Con una señal a los guardias, las puertas del frente se cierran y se aseguran tras nosotros. Gabriel me guía por un pasillo, sujetándome con firmeza pero delicadeza. "Tenemos tanto de qué hablar", dice con una voz que intuyo busca calmarme, pero que solo intensifica el temor que se propaga por mi pecho. Me habla como si fuera un animal salvaje que necesita ser domesticado.

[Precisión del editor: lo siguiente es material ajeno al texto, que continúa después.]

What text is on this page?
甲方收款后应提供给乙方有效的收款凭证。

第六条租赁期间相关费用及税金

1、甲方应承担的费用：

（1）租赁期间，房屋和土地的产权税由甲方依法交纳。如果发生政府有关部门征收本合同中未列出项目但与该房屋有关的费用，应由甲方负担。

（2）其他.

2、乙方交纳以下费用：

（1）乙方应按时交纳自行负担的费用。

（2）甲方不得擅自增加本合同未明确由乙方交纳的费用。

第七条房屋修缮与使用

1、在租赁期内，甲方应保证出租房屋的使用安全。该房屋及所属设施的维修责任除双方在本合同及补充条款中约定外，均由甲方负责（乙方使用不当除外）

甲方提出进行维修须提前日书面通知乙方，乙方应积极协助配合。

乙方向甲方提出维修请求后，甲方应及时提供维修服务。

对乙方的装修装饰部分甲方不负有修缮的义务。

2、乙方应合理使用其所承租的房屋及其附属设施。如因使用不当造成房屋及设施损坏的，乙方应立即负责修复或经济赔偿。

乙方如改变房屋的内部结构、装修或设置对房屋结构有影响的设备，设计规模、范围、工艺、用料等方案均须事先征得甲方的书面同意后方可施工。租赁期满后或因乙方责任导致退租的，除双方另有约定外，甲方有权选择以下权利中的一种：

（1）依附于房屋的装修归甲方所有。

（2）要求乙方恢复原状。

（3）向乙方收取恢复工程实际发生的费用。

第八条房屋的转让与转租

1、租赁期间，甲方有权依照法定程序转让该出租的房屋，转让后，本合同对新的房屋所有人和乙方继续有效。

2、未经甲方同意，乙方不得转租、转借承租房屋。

¿Qué estaba pensando al venir aquí? ¿Por qué fui tan ingenua de encontrarme con él en su casa en lugar de en un sitio público para nuestro primer encuentro? Un año de cartas me había hecho sentir segura, cómoda. He vivido siempre con precaución, sin tomar caminos arriesgados, sin salir de mi zona de confort... y, sin embargo, la única vez que me atreví a dar un salto de fe, terminé aquí, con un hombre que tiene guardias armados distribuidos por toda su propiedad y que me ha atrapado sin esfuerzo en su madriguera. ¡Qué error tan grande!